O demandado invoca por fim o artigo 36.o do Tratado, o qual autoriza designadamente as proibições à importação justificadas por motivos de ordem pública e sustenta que a Comissão, a quem o assunto foi submetido, deveria ter examinado por sua própria iniciativa se o artigo 36.o era aplicável ao caso.

A este respeito deve antes de mais observar-se que o artigo 36.o diferentemente do artigo 226.o, contempla as hipóteses de carácter não económico, que não possam prejudicar os princípios estabelecidos nos artigos 30.o a 34.o, como o confirma a última frase do artigo citado.

Designadamente o artigo 36.o não estabelece uma cláusula de protecção genérica que somada à prevista no artigo 226.o, permita aos Estados-membros derrogar por actuação unilateral o procedimento e as garantias previstas neste último artigo.

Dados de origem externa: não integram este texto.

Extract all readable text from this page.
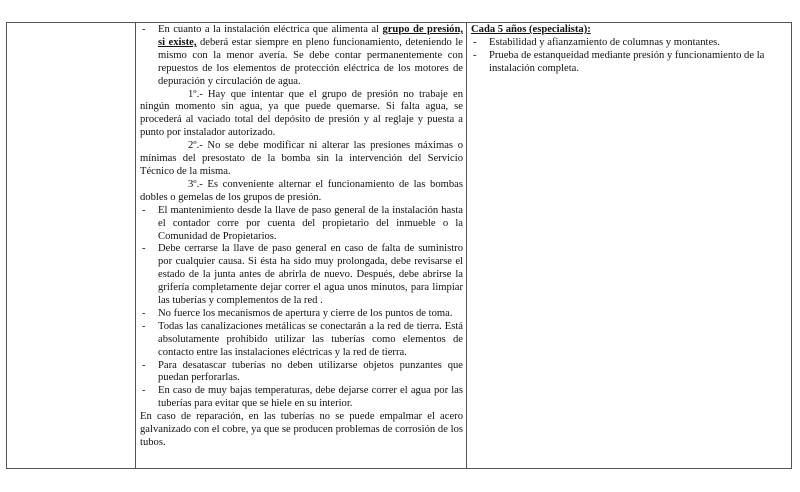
- En cuanto a la instalación eléctrica que alimenta al grupo de presión, si existe, deberá estar siempre en pleno funcionamiento, deteniendo le mismo con la menor avería. Se debe contar permanentemente con repuestos de los elementos de protección eléctrica de los motores de depuración y circulación de agua.
1º.- Hay que intentar que el grupo de presión no trabaje en ningún momento sin agua, ya que puede quemarse. Si falta agua, se procederá al vaciado total del depósito de presión y al reglaje y puesta a punto por instalador autorizado.
2º.- No se debe modificar ni alterar las presiones máximas o mínimas del presostato de la bomba sin la intervención del Servicio Técnico de la misma.
3º.- Es conveniente alternar el funcionamiento de las bombas dobles o gemelas de los grupos de presión.
- El mantenimiento desde la llave de paso general de la instalación hasta el contador corre por cuenta del propietario del inmueble o la Comunidad de Propietarios.
- Debe cerrarse la llave de paso general en caso de falta de suministro por cualquier causa. Si ésta ha sido muy prolongada, debe revisarse el estado de la junta antes de abrirla de nuevo. Después, debe abrirse la grifería completamente dejar correr el agua unos minutos, para limpiar las tuberías y complementos de la red .
- No fuerce los mecanismos de apertura y cierre de los puntos de toma.
- Todas las canalizaciones metálicas se conectarán a la red de tierra. Está absolutamente prohibido utilizar las tuberías como elementos de contacto entre las instalaciones eléctricas y la red de tierra.
- Para desatascar tuberías no deben utilizarse objetos punzantes que puedan perforarlas.
- En caso de muy bajas temperaturas, debe dejarse correr el agua por las tuberías para evitar que se hiele en su interior.
En caso de reparación, en las tuberías no se puede empalmar el acero galvanizado con el cobre, ya que se producen problemas de corrosión de los tubos.
Cada 5 años (especialista):
- Estabilidad y afianzamiento de columnas y montantes.
- Prueba de estanqueidad mediante presión y funcionamiento de la instalación completa.
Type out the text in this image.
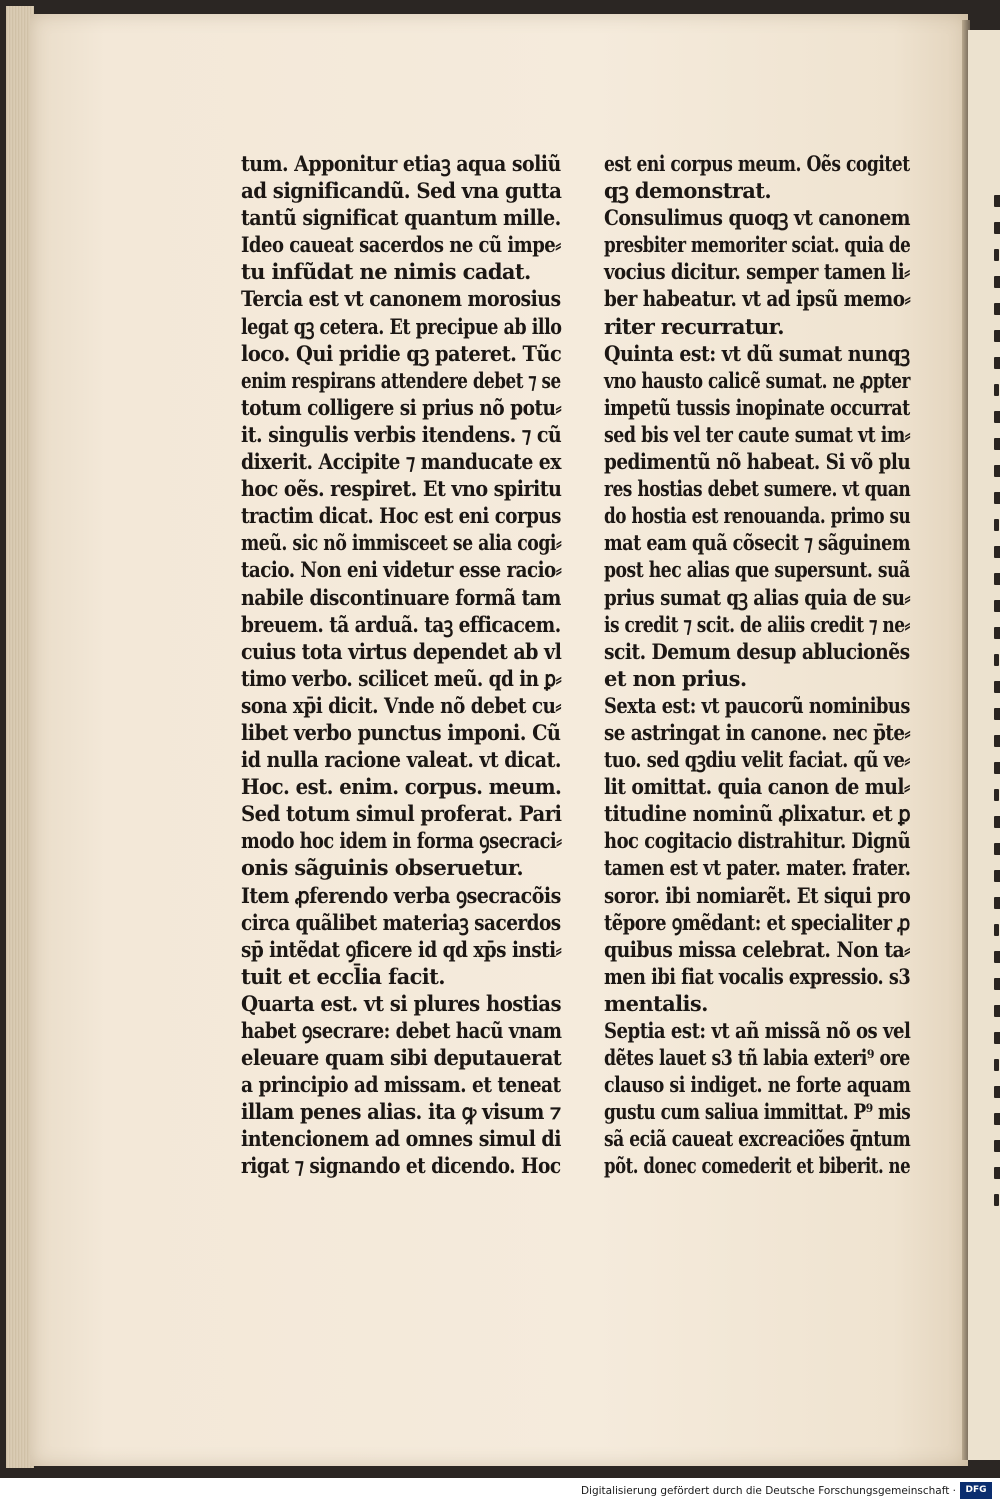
tum. Apponitur etiaꝫ aqua soliũ
ad significandũ. Sed vna gutta
tantũ significat quantum mille.
Ideo caueat sacerdos ne cũ impe⸗
tu infũdat ne nimis cadat.
Tercia est vt canonem morosius
legat qꝫ cetera. Et precipue ab illo
loco. Qui pridie qꝫ pateret. Tũc
enim respirans attendere debet ⁊ se
totum colligere si prius nõ potu⸗
it. singulis verbis itendens. ⁊ cũ
dixerit. Accipite ⁊ manducate ex
hoc oẽs. respiret. Et vno spiritu
tractim dicat. Hoc est eni corpus
meũ. sic nõ immisceet se alia cogi⸗
tacio. Non eni videtur esse racio⸗
nabile discontinuare formã tam
breuem. tã arduã. taꝫ efficacem.
cuius tota virtus dependet ab vl
timo verbo. scilicet meũ. qd in ꝑ⸗
sona xp̄i dicit. Vnde nõ debet cu⸗
libet verbo punctus imponi. Cũ
id nulla racione valeat. vt dicat.
Hoc. est. enim. corpus. meum.
Sed totum simul proferat. Pari
modo hoc idem in forma ꝯsecraci⸗
onis sãguinis obseruetur.
Item ꝓferendo verba ꝯsecracõis
circa quãlibet materiaꝫ sacerdos
sp̄ intẽdat ꝯficere id qd xp̄s insti⸗
tuit et eccl̄ia facit.
Quarta est. vt si plures hostias
habet ꝯsecrare: debet hacũ vnam
eleuare quam sibi deputauerat
a principio ad missam. et teneat
illam penes alias. ita ꝙ visum ⁊
intencionem ad omnes simul di
rigat ⁊ signando et dicendo. Hoc
est eni corpus meum. Oẽs cogitet
qꝫ demonstrat.
Consulimus quoqꝫ vt canonem
presbiter memoriter sciat. quia de
vocius dicitur. semper tamen li⸗
ber habeatur. vt ad ipsũ memo⸗
riter recurratur.
Quinta est: vt dũ sumat nunqꝫ
vno hausto calicẽ sumat. ne ꝓpter
impetũ tussis inopinate occurrat
sed bis vel ter caute sumat vt im⸗
pedimentũ nõ habeat. Si võ plu
res hostias debet sumere. vt quan
do hostia est renouanda. primo su
mat eam quã cõsecit ⁊ sãguinem
post hec alias que supersunt. suã
prius sumat qꝫ alias quia de su⸗
is credit ⁊ scit. de aliis credit ⁊ ne⸗
scit. Demum desup ablucionẽs
et non prius.
Sexta est: vt paucorũ nominibus
se astringat in canone. nec p̄te⸗
tuo. sed qꝫdiu velit faciat. qũ ve⸗
lit omittat. quia canon de mul⸗
titudine nominũ ꝓlixatur. et ꝑ
hoc cogitacio distrahitur. Dignũ
tamen est vt pater. mater. frater.
soror. ibi nomiarẽt. Et siqui pro
tẽpore ꝯmẽdant: et specialiter ꝓ
quibus missa celebrat. Non ta⸗
men ibi fiat vocalis expressio. s3
mentalis.
Septia est: vt añ missã nõ os vel
dẽtes lauet s3 tñ labia exteri⁹ ore
clauso si indiget. ne forte aquam
gustu cum saliua immittat. P⁹ mis
sã eciã caueat excreaciões q̄ntum
põt. donec comederit et biberit. ne
Digitalisierung gefördert durch die Deutsche Forschungsgemeinschaft ·	DFG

Por fim, nada a priori podia deixar pressupor à Comissão que as restrições temporárias à importação, bruscamente aprovadas pelo Governo italiano poderiam justificar-se com base no artigo 36.o, uma vez que tal argumento nunca foi invocado durante os contactos que precederam a fase judicial.

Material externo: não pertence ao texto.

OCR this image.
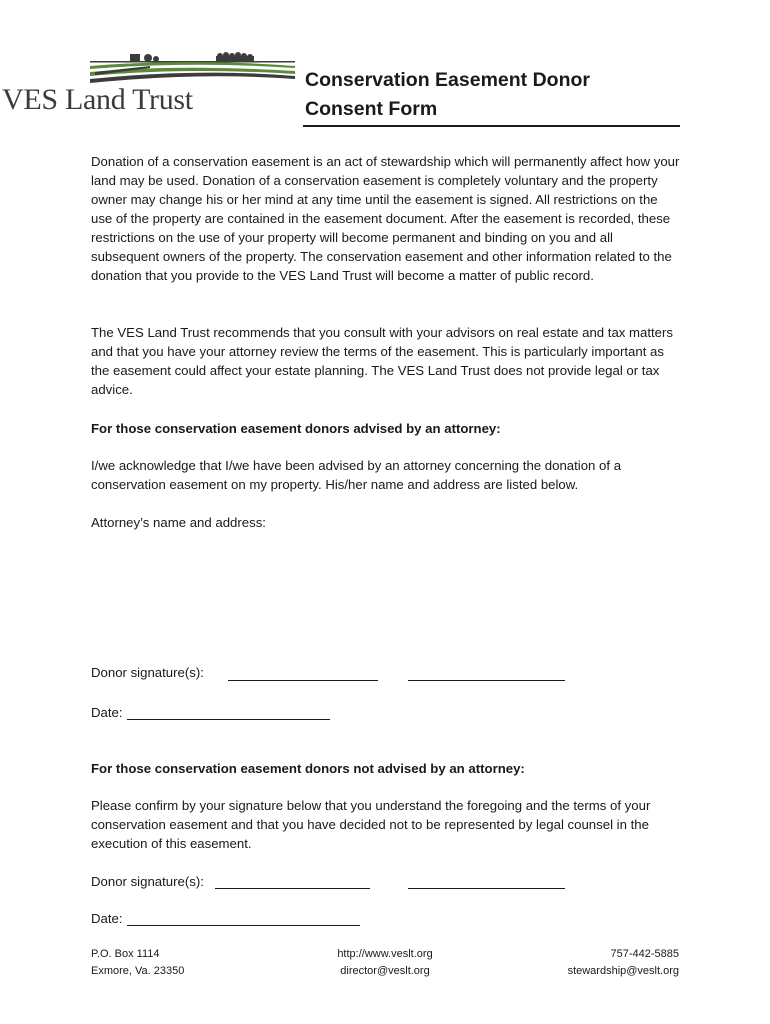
VES Land Trust
Conservation Easement Donor
Consent Form
Donation of a conservation easement is an act of stewardship which will permanently affect how your land may be used. Donation of a conservation easement is completely voluntary and the property owner may change his or her mind at any time until the easement is signed. All restrictions on the use of the property are contained in the easement document. After the easement is recorded, these restrictions on the use of your property will become permanent and binding on you and all subsequent owners of the property. The conservation easement and other information related to the donation that you provide to the VES Land Trust will become a matter of public record.
The VES Land Trust recommends that you consult with your advisors on real estate and tax matters and that you have your attorney review the terms of the easement. This is particularly important as the easement could affect your estate planning. The VES Land Trust does not provide legal or tax advice.
For those conservation easement donors advised by an attorney:
I/we acknowledge that I/we have been advised by an attorney concerning the donation of a conservation easement on my property. His/her name and address are listed below.
Attorney’s name and address:
Donor signature(s):
Date:
For those conservation easement donors not advised by an attorney:
Please confirm by your signature below that you understand the foregoing and the terms of your conservation easement and that you have decided not to be represented by legal counsel in the execution of this easement.
Donor signature(s):
Date:
P.O. Box 1114
Exmore, Va. 23350
http://www.veslt.org
director@veslt.org
757-442-5885
stewardship@veslt.org
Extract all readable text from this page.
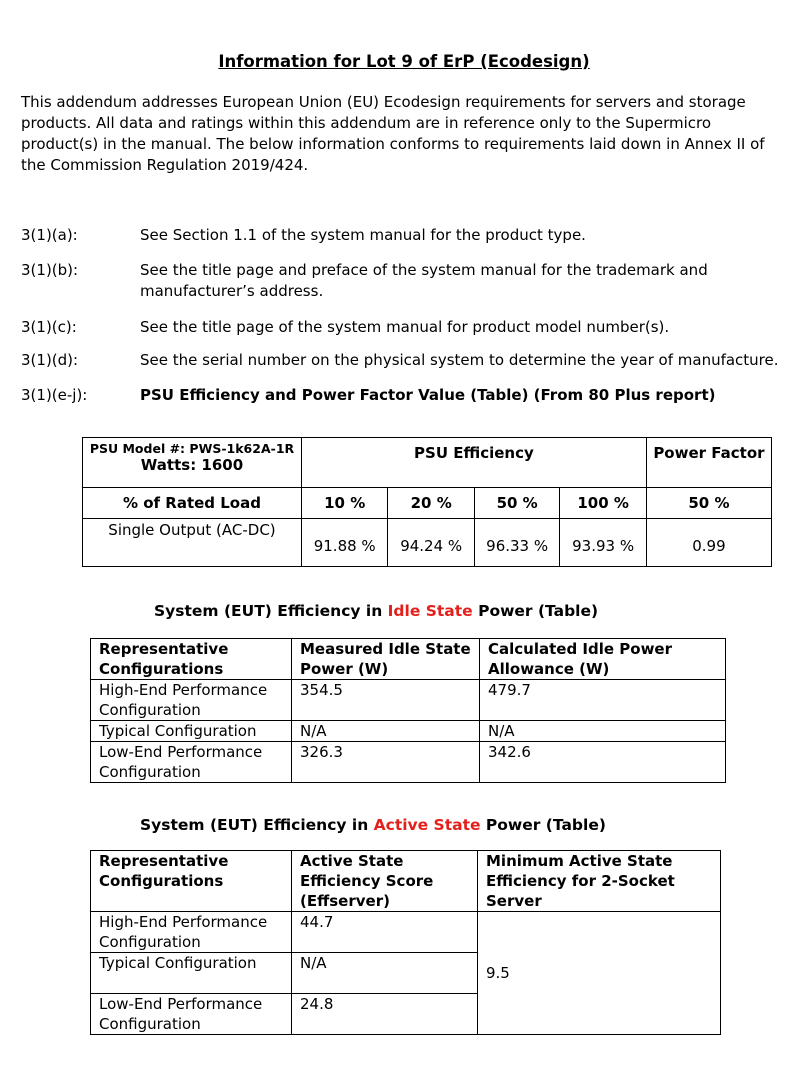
Information for Lot 9 of ErP (Ecodesign)

This addendum addresses European Union (EU) Ecodesign requirements for servers and storage products. All data and ratings within this addendum are in reference only to the Supermicro product(s) in the manual. The below information conforms to requirements laid down in Annex II of the Commission Regulation 2019/424.

3(1)(a):	See Section 1.1 of the system manual for the product type.
3(1)(b):	See the title page and preface of the system manual for the trademark and manufacturer’s address.
3(1)(c):	See the title page of the system manual for product model number(s).
3(1)(d):	See the serial number on the physical system to determine the year of manufacture.
3(1)(e-j):	PSU Efficiency and Power Factor Value (Table) (From 80 Plus report)
PSU Model #: PWS-1k62A-1R
Watts: 1600	PSU Efficiency				Power Factor
% of Rated Load	10 %	20 %	50 %	100 %	50 %
Single Output (AC-DC)	91.88 %	94.24 %	96.33 %	93.93 %	0.99
System (EUT) Efficiency in Idle State Power (Table)
Representative Configurations	Measured Idle State Power (W)	Calculated Idle Power Allowance (W)
High-End Performance Configuration	354.5	479.7
Typical Configuration	N/A	N/A
Low-End Performance Configuration	326.3	342.6
System (EUT) Efficiency in Active State Power (Table)
Representative Configurations	Active State Efficiency Score (Effserver)	Minimum Active State Efficiency for 2-Socket Server
High-End Performance Configuration	44.7	9.5
Typical Configuration	N/A	
Low-End Performance Configuration	24.8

Também esta tese deve ser rejeitada.

Por todas as razões acima expostas o Tribunal julga a acção procedente.

Quanto às despesas

Por força do disposto no n.o 2 do artigo 69o do Regulamento Processual, a parte vencida deve ser condenada nas despesas. Tendo o Governo demandado sido vencido há que condená-lo nas despesas.

 

Pelos fundamentos expostos,

vistos os elementos de processo,

ouvido o relatório do juiz relator,

ouvidas as partes nas suas alegações,

ouvidas as conclusões do advogado-geral,

vistos os artigos 30.o a 34.o, 36.o, 169.o, 171.o e 226.o do Tratado que institui a Comunidade Económica Europeia,

visto o Protocolo relativo ao Estatuto do Tribunal de Justiça da Comunidade Económica Europeia,

visto o Regulamento Processual do Tribunal de Justiça da Comunidade Económica Europeia,

O TRIBUNAL DE JUSTIÇA

rejeita todas as outras conclusões mais amplas ou contrárias, julga a acção procedente e decide:

 

1)

O Governo italiano, ao suspender provisoriamente as importações dos produtos em causa, provenientes dos outros Estados-membros faltou ao cumprimento da obrigação imposta pelo artigo 31.o, primeiro parágrafo, do Tratado.

 

2)

O demandado é condenado nas despesas.

 

Donner

Riese

Rueff

Delvaux

Hammes

Rossi

Catalano

Proferido em audiência pública no Luxemburgo, em 19 de Dezembro de 1961.

O secretário

A. Van Houtte

O presidente

A. M. Donner


( *1 ) Língua do processo: italiano.